Of the 46 states whose fiscal year ends today, 32 did not have budgets passed and approved by their governors as of Monday afternoon, according to the National Conference of State Legislatures.
Although the majority of those are expected to pass eleventh-hour budgets, the fiscal futures of a handful remain uncertain, said Todd Haggerty, an NCSL research analyst.
(Excerpt) Read more at latimes.com ...
The want to raise every tax under the sun yet make it impossible for business to prosper. They cannot understand that bureaucrats do nothing in creating wealth, they are parasites.
Send the Obomba's to Africa where they'll do the most good.
There's a few good fish and chips places in Kenya and South Africa!
The chickens will bome home to roost with a vengeance when the money simply runs out. We are living the last chapters of Atlas Shrugged. I highly recommend your own “Galt’s Gulch”. This will not go down easy.
The state of Indiana as a whole does not want to raise taxes without corresponding tax cuts and the Governor will not sign bill that do not follow this line.
Oh well, maybe they can do another story about California - with a Republican gov-voor-nator
Some legislatures believe, absolutely, that they were elected to run with every crackpot idea they've had since the third grade, even if they have never had a real job or been subject to the constraints of a personal household budget --- ever. Or even if they are aware that the best IQ they ever tested was 73...

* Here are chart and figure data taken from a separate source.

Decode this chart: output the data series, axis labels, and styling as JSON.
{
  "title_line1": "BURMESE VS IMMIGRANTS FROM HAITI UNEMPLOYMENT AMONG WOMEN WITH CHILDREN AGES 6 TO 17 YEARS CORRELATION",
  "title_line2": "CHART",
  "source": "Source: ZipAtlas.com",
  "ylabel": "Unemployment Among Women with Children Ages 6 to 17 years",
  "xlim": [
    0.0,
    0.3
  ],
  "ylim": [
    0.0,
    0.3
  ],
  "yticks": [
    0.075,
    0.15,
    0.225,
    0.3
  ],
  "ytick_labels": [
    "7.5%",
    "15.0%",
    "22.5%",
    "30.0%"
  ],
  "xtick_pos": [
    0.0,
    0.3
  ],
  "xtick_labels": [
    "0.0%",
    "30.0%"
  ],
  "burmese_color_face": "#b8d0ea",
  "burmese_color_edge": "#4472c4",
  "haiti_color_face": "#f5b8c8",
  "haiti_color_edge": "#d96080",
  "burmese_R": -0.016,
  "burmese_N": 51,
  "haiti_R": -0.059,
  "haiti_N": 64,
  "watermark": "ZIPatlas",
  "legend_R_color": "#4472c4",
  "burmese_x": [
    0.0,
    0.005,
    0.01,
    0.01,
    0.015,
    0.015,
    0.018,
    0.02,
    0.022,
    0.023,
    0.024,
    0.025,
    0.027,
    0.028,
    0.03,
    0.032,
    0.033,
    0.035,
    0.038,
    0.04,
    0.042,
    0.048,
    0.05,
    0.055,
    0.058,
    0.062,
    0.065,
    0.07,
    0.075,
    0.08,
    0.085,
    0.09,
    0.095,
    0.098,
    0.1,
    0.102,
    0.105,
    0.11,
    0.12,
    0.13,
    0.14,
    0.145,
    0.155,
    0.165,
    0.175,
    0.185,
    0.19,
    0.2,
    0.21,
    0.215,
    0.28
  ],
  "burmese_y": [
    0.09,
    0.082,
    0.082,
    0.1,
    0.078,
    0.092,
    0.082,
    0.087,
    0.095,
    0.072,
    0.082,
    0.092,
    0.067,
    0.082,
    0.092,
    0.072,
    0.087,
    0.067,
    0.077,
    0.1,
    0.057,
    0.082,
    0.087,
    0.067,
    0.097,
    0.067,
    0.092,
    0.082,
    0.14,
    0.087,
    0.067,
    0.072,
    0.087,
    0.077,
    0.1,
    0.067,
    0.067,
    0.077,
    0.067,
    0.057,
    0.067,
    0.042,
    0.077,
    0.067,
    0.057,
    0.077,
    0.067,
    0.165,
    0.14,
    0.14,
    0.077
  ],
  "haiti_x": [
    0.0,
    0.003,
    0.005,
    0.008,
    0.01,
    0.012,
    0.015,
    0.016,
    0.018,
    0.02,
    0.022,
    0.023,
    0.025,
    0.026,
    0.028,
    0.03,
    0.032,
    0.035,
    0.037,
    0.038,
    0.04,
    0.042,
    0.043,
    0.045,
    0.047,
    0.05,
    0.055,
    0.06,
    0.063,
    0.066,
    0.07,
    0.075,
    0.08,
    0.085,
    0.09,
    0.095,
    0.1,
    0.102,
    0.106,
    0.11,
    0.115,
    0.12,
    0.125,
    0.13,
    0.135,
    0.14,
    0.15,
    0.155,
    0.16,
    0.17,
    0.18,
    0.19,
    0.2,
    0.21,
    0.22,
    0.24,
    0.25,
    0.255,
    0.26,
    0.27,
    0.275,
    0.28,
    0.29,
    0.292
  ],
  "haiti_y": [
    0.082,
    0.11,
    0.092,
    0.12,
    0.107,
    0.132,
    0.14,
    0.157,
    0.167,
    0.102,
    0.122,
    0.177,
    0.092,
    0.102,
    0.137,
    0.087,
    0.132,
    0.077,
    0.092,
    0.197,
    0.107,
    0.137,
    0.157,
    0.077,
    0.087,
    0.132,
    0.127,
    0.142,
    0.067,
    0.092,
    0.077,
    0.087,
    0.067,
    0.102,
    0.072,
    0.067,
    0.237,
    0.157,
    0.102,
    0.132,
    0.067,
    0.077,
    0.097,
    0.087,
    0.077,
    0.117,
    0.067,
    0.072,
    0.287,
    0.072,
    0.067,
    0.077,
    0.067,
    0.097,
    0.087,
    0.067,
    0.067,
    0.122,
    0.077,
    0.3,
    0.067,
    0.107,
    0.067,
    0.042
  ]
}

One of the California criminals, just yesterday said,
Noreen Evans (D) Santa Rosa [Calif]
Well, there is this mantra out there live within our means and while that sounds really nice . . . and it sounds really responsible, its meaningless. Our means are completely within our control . . . We have just given away huge corporate subsidies in February; we have given away other tax reductions over many, many years; weve created tax loopholes; in good times, we routinely give away taxes, and then in lean times we never replace those tax deductions or close those loopholes. . . . So live within our means doesnt mean anything. The fact is, we have a state with a population that have [sic] needs that we have a moral obligation to provide.
It took me a long time to sink in, an adult, running for public office, without the most basic tools of reason, knowledge, fiduciary responsibility, and the grasp that your election is not a license to abuse your personal lifestyle at public expense.
In addition to the most fundamental grasp of what "living within your means", means...
If you ain't got it, you can't spend it.
You just can't send the earners an open-ended demand for more money.You can feel all the moral obligations your tiny mind can conjure up; you just can't impose them on the entire job-earners of California.
Don't they teach simple stuff like that in high school any more?
Just the other day I "gave away" several hundred dollars. I wanted to mug this guy who was flashing a real roll... but I changed my mind, cuz I was feeling morally superior for a moment, there..
The problem you are experiencing is one of definition of terms. The subject polidiot confuses “your money” with “our money.”